Selanjutnya menurut Salikin (2003) ketiga aspek ekonomi, sosial dan lingkungan tersebut memiliki peranan dan perhatian yang sama pentingnya. Aspek ekonomi dan sosial memiliki keterkaitan sehingga pertumbuhan ekonomi dapat didistribusikan secara merata pada semua lapisan sosial, sehingga tidak ada lagi kesenjangan sosial ekonomi antargenerasi, intergenerasi atau antarlapisan strata sosial. Keterkaitan aspek ekonomi dan lingkungan dimaksudkan agar aktivitas ekonomi baik produksi, distribusi dan konsumsi tidak membawa dampak ekternalitas negatif pada lingkungan dan sedapat mungkin menginternalisasi aspek lingkungan ke dalam tindakan dan keputusan ekonomi. Akhirnya, keterkaitan sosial dan lingkungan bertujuan memperbaiki kualitas hidup antar generasi secara merata dan partisipasi masyarakat menyeluruh pada lingkungan sosial masing-masing.

Herdaker (1997) dalam Salikin (2003) mengatakan, adapun tujuan kebijakan pembangunan berkelanjutan dan pembangunan pedesaan bermuara pada empat sasaran, yaitu pertumbuhan (growth), pemerataan (eguity), efisiensi (efficiency) dan berkelanjutan (sustainability). Pertumbuhan produksi pertanian sangat penting untuk memenuhi kebutuhan pangan manusia, sejalan dengan laju pertambahan jumlah

(18)

penduduk atau perubahan pendapatan serta kelangsungan mata pencaharian para petani di pedesaan. Pertumbuhan produksi tanaman, ternak dan ikan paling tidak harus dapat mengimbangi laju pertumbuhan jumlah penduduk. Pemerataan sangat diperlukan agar tidak terjadi kesenjangan sosial. Efisiensi bertujuan untuk menghemat sumber daya dan berlaku adil untuk kepentingan bersama. Berkelanjutan bertujuan agar ketahanan pangan bersifat dinamis, pemanfaatan sumber daya dilakukan secara bertanggung jawab, manajemen lingkungan yang baik, serta sistem produksi responsif terhadap kejutan dan tantangan. Masing-masing tujuan tersebut saling bergantung, tidak berdiri sendiri-sendiri. Pertumbuhan yang tinggi harus disertai dengan pemerataan, efisiensi pemanfaatan sumber daya secara ketat, serta proses berkelanjutan yang mapan.
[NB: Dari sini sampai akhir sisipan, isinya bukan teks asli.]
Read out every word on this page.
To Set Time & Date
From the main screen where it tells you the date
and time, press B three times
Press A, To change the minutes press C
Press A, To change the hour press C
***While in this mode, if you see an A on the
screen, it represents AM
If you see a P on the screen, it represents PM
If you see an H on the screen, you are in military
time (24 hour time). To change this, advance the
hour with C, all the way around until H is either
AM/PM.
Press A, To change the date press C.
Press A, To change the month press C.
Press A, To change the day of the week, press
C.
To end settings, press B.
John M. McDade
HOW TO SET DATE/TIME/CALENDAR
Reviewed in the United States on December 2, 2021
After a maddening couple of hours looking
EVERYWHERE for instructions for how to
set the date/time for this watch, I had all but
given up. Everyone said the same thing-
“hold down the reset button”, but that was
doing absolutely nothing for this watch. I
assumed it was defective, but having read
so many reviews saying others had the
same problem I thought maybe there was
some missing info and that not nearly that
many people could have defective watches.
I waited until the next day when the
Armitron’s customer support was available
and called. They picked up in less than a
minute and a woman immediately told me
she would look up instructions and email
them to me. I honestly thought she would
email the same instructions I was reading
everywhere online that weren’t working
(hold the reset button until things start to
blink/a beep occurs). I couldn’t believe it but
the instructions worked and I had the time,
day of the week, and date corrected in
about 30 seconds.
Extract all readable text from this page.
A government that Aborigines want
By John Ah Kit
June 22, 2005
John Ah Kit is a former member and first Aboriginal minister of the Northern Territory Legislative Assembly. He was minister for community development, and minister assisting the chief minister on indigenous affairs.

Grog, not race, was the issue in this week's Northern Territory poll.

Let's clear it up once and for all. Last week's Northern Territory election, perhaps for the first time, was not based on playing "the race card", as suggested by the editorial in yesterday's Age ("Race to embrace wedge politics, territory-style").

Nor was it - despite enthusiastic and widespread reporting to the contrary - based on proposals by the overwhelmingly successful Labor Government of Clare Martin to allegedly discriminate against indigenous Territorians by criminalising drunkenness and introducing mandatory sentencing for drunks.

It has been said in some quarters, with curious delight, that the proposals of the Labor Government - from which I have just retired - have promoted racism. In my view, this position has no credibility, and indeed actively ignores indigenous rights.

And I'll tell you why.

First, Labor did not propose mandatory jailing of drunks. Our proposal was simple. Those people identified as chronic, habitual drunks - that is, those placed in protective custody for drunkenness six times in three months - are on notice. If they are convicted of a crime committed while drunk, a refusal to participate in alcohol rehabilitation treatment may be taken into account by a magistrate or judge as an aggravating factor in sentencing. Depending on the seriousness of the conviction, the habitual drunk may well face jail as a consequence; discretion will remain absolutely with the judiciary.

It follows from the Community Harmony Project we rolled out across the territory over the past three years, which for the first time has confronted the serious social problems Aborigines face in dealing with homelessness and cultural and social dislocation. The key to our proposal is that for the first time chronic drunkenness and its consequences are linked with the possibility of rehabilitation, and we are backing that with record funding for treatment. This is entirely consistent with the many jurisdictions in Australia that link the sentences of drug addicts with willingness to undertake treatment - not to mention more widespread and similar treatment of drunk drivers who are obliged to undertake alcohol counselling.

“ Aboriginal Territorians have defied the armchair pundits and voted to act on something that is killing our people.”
2.4. Konsep Wilayah dan Pengembangan Wilayah

Dalam Undang-Undang Nomor 26 tahun 2007 tentang Penataan Ruang, wilayah adalah ruang yang merupakan kesatuan geografis beserta segenap unsur yang terkait kepadanya yang batas dan sistemnya ditentukan berdasarkan aspek administratif dan atau aspek fungsional. Menurut Rustiadi, et al. (2011) wilayah dapat didefinisikan sebagai unit geografis dengan batas-batas spesifik tertentu di mana komponen-komponen wilayah tersebut satu sama lain saling berinteraksi secara fungsional. Sehingga batasan wilayah tidaklah selalu bersifat fisik dan pasti tetapi seringkali bersifat dinamis. Komponen-komponen wilayah mencakup komponen biofisik alam, sumberdaya buatan (infrastruktur), manusia serta bentuk-bentuk

(19)

kelembagaan. Dengan demikian istilah wilayah menekankan interaksi antar manusia dengan sumberdaya-sumberdaya lainnya yang ada di dalam suatu batasan unit geografis tertentu.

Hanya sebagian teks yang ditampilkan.